The image of Höss’ boots being washed and a rivulet of blood running out is similarly a sort of haiku of a sequence. Jon did write a scene where you went over the wall and saw the aftermath of death and murder. And he was like, “No, I don’t want to do that.” It became a principle not to do that.
Did it take a toll on you to be at Auschwitz making this movie?
It took a toll. It was, without doubt, the most challenging film I’ve ever produced. I can’t speak for everyone, but I would imagine that it was for most of us who made it. One part of that was being in that place that has a great gravitas to it. I think everyone responded to it in different ways. For Jon, it was deeply so, and I could see that on him.
We worked with a brilliant script advisor, a German called Franz Rodenkirchen. And when we were working on the development, he said once, “Perhaps what the film is asking is not ‘How could these ordinary people do such terrible things?’” — which is the “banality of evil”-type idea — “but ‘How much like them are we?’”
When he said that, it felt like a key. You can hold onto that as a question. And knowing that that was the question, you can understand that the film stands against an idea of Holocaust exceptionalism that says the Holocaust is a mythical event that’s outside of history and outside of human understanding and can’t be represented.

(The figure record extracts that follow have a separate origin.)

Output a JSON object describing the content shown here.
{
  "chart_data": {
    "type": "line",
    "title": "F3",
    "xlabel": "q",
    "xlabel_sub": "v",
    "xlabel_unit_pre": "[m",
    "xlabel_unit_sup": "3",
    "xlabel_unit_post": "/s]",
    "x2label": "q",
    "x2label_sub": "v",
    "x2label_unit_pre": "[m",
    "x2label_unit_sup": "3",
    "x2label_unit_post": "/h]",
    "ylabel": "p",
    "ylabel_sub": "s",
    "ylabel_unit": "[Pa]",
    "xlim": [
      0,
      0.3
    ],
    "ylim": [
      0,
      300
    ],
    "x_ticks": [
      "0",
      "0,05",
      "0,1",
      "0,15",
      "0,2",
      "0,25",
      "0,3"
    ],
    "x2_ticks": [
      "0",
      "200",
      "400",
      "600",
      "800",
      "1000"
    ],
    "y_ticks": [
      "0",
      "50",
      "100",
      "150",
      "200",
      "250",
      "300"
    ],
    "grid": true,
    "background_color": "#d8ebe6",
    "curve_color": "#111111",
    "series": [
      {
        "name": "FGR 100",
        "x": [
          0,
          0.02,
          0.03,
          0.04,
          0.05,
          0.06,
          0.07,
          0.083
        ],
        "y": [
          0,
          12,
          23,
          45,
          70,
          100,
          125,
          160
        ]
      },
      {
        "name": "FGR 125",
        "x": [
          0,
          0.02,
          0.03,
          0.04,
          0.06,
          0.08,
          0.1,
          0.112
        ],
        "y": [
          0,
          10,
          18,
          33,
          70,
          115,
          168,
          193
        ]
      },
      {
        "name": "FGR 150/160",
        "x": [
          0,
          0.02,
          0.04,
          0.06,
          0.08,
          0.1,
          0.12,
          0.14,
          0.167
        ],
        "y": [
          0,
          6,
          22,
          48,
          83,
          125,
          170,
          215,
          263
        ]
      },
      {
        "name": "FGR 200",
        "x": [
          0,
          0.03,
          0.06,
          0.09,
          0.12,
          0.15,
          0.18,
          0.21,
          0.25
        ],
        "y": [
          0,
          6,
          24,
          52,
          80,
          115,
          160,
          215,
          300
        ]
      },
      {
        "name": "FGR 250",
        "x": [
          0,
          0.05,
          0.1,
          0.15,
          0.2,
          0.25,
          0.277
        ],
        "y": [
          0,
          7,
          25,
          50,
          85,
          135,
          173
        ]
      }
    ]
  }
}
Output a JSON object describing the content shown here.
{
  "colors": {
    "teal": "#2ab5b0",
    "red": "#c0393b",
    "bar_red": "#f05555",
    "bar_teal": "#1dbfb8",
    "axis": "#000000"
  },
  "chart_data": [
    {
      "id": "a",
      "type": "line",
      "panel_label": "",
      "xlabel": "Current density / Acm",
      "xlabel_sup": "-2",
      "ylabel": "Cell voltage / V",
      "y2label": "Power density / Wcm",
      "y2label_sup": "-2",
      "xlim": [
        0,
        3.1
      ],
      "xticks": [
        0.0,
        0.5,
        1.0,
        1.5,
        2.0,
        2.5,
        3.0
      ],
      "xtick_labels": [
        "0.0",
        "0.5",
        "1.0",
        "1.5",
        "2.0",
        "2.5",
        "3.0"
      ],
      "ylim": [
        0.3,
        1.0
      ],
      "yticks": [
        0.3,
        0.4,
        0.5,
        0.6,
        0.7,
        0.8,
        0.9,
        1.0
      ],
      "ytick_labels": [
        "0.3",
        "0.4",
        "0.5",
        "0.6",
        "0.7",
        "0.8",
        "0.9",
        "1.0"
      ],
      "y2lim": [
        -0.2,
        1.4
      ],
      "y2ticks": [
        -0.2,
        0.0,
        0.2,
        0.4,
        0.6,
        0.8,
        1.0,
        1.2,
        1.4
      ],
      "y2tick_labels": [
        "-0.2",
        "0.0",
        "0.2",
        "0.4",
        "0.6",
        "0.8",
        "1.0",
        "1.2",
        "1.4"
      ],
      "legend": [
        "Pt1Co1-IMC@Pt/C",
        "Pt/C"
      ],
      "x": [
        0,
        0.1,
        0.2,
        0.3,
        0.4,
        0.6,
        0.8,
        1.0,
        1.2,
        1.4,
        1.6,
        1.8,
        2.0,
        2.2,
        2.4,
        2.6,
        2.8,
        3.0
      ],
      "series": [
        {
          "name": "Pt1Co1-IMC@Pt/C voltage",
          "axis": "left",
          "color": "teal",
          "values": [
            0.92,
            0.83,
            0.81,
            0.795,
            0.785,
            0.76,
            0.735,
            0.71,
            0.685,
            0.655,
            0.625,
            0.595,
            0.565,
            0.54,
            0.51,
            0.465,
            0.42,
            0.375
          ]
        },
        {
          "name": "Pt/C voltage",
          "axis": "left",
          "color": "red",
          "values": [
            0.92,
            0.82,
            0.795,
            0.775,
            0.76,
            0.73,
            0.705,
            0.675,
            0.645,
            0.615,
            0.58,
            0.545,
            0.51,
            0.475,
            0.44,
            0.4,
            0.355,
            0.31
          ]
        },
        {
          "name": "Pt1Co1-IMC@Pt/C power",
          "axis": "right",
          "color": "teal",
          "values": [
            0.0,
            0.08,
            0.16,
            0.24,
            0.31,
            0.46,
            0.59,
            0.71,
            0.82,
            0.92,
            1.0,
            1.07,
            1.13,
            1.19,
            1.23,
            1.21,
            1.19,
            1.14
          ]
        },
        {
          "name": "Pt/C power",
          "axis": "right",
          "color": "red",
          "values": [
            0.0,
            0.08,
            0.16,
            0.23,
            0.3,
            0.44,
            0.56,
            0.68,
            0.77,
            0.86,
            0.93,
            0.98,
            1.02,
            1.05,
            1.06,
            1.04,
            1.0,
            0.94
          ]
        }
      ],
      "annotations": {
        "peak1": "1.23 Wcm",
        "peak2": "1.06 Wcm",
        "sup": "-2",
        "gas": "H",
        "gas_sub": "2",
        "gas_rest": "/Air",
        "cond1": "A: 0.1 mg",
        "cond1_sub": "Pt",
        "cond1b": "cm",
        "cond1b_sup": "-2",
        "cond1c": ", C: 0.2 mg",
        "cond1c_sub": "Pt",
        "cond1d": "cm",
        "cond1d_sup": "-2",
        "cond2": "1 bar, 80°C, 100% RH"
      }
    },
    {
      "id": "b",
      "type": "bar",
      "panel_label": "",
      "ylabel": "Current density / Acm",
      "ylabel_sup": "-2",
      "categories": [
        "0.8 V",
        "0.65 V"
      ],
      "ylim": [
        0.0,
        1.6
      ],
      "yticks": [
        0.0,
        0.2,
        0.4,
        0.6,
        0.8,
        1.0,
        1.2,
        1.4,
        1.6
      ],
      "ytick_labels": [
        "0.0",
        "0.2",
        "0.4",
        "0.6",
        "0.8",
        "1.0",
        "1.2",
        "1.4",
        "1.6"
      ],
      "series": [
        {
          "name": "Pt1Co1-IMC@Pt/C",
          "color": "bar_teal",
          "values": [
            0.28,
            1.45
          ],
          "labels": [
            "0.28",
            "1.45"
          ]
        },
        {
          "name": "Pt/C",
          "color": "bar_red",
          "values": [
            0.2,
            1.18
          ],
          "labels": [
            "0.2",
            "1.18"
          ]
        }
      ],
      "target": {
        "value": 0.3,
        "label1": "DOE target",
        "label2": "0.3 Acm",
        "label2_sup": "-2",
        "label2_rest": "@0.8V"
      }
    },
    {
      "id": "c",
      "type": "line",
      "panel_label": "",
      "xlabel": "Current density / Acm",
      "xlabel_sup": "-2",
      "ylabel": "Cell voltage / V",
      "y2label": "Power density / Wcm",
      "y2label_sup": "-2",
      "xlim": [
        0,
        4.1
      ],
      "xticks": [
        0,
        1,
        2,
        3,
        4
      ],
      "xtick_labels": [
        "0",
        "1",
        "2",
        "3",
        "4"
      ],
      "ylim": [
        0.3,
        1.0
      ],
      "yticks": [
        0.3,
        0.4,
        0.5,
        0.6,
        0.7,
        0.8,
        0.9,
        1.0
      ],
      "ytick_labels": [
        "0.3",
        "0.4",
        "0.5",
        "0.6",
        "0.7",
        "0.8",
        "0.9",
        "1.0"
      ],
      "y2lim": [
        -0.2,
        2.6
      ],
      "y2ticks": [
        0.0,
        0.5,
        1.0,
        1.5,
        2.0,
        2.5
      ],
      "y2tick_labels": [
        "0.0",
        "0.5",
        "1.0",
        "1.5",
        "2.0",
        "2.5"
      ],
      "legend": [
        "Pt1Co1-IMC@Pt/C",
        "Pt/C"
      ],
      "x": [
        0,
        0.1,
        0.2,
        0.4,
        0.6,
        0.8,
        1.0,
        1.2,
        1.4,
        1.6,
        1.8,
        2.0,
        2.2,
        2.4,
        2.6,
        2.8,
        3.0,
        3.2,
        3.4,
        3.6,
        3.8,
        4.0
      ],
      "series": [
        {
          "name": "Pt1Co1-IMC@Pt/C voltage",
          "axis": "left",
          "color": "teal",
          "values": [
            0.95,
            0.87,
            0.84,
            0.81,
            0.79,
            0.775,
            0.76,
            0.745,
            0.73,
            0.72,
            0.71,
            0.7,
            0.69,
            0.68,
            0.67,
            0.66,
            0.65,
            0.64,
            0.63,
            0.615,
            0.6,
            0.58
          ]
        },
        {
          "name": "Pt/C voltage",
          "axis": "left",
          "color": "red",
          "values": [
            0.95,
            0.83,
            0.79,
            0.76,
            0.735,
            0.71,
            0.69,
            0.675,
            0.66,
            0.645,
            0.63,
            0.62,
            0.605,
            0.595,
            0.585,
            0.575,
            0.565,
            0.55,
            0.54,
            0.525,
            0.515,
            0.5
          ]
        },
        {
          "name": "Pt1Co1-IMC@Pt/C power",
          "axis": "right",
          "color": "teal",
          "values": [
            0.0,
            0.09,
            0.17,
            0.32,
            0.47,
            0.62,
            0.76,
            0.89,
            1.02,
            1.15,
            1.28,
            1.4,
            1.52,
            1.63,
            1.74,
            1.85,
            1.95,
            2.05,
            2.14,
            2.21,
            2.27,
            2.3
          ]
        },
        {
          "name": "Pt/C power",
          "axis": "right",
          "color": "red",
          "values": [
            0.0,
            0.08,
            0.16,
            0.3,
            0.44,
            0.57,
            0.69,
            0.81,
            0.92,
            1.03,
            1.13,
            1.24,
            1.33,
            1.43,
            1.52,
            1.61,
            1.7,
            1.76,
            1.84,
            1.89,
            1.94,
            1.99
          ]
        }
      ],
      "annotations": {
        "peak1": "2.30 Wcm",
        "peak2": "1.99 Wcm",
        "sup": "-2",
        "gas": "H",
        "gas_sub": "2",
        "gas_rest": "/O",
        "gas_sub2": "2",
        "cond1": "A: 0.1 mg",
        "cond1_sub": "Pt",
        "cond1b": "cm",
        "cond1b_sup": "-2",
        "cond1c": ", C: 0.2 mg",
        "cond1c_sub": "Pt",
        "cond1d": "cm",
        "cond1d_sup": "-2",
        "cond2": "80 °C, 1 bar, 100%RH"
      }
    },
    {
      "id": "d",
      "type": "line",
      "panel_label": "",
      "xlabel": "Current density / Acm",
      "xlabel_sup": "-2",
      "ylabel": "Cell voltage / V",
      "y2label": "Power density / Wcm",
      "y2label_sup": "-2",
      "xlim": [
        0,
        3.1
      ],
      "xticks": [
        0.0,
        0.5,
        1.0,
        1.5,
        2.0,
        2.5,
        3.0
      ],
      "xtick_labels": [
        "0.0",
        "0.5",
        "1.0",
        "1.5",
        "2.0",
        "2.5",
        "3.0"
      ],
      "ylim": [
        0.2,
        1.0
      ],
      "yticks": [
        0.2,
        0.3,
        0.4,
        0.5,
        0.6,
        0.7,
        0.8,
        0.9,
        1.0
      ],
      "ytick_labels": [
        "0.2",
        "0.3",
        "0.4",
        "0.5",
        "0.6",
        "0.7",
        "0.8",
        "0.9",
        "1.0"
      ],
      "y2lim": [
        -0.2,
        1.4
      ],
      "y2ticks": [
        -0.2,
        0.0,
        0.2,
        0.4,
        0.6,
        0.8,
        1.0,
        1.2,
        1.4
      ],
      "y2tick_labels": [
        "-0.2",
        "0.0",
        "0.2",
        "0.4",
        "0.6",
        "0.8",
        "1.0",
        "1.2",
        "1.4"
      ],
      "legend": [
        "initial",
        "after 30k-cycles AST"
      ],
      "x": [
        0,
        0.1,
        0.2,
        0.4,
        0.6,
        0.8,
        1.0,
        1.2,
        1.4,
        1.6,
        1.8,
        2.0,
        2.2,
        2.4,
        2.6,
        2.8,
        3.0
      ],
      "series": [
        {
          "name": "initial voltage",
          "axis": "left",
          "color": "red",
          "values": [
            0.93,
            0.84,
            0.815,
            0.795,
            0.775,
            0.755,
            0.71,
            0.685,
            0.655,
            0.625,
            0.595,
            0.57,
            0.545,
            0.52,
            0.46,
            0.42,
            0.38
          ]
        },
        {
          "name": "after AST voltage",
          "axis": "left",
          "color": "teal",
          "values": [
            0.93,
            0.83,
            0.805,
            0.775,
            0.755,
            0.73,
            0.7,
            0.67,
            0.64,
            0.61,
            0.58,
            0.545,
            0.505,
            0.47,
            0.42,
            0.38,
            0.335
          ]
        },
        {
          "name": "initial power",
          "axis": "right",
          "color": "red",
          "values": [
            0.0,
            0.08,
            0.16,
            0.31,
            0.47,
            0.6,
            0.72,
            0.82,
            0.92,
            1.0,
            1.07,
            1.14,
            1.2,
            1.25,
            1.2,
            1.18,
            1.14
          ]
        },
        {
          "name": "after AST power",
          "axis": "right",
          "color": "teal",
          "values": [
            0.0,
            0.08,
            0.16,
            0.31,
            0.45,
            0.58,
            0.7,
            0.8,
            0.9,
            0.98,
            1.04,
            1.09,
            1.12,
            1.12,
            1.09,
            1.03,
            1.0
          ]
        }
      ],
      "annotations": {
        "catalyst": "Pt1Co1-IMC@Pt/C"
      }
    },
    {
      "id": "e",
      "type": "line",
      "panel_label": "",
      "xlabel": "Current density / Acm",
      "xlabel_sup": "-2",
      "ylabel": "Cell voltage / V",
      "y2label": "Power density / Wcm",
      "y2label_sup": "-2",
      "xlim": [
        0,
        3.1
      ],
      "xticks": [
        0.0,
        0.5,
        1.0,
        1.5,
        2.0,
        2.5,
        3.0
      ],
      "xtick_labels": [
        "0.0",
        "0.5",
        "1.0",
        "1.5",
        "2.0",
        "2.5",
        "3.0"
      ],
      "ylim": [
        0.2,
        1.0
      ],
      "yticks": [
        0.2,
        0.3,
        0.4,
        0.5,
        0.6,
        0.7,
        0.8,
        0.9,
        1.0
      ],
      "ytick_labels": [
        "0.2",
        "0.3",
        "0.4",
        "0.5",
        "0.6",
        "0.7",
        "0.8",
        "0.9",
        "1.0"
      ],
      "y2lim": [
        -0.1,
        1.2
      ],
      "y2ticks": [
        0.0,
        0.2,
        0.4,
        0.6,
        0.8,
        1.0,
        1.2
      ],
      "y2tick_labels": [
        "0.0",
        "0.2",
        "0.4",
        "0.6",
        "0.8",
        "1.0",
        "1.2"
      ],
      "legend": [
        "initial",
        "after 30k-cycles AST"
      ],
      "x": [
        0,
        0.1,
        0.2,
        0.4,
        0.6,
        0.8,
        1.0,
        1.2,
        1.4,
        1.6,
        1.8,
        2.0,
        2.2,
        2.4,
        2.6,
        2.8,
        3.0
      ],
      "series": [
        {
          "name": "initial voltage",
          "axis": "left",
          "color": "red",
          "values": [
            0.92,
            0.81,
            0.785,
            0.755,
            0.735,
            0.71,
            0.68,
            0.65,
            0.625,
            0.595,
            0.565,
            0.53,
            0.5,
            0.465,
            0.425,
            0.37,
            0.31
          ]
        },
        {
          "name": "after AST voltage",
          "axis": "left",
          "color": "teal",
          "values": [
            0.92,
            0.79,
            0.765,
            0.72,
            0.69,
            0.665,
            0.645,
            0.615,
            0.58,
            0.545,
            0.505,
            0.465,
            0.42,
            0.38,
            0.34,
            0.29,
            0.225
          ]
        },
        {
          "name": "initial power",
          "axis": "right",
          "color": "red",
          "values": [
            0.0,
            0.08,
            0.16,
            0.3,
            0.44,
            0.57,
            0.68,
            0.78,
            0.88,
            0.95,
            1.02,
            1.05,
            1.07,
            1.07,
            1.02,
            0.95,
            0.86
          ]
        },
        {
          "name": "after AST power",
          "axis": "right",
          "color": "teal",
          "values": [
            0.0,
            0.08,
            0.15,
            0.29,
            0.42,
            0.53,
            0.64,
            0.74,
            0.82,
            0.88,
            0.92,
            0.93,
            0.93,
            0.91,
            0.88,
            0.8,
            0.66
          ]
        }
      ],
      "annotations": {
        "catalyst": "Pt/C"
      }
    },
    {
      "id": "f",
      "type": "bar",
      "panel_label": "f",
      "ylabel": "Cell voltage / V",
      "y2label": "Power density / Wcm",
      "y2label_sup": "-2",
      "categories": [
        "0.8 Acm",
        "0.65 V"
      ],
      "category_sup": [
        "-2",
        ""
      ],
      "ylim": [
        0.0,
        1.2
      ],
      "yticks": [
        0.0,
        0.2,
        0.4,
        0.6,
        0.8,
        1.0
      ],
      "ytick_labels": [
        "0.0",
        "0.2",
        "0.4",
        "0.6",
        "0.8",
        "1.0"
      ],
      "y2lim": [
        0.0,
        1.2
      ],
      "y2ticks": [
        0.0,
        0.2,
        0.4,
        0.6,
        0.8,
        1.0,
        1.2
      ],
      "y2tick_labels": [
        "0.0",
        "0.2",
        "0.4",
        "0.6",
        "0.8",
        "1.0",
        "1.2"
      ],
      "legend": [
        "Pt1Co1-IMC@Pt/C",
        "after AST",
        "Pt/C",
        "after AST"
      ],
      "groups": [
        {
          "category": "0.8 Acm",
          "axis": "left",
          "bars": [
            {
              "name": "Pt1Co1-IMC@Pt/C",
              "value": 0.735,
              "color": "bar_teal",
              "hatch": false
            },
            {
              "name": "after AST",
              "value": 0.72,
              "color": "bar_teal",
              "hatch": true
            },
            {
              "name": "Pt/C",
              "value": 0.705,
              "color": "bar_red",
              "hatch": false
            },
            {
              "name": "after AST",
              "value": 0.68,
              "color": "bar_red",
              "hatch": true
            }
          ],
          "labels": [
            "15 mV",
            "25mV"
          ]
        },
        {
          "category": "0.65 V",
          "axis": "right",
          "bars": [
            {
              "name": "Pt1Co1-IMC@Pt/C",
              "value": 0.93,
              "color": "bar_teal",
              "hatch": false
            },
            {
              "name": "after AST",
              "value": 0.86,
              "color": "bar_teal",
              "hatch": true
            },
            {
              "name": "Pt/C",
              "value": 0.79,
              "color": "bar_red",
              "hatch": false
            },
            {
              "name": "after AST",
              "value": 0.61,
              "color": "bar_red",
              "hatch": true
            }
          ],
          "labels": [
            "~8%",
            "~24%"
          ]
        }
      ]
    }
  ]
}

Ultimately, although I understand where those impulses come from, I think it is a a conservative view, because you refute analysis and history if you’re saying, “Well, this just happened because there are monsters.”
In a long-winded way, I think that the film is trying to suggest that it’s not a mythical place. There isn’t a mythical evil in Auschwitz. The Holocaust didn’t just happen in Auschwitz. The Holocaust happened in all sorts of places. It happened there, it happened in Germany, it happened in France, it happened in Amsterdam, it happened in all sorts of places.
And the impulses and the desires and the drives and the fears that are being marshaled — the scapegoating of people so that they can be dehumanized and disposed of or enslaved — are universal ones. All of our histories are marked by it.
I hope that doesn’t sound grandiose or pretentious, but I think you have to resist that comfortable demonization of Auschwitz, because we should be thinking about everything.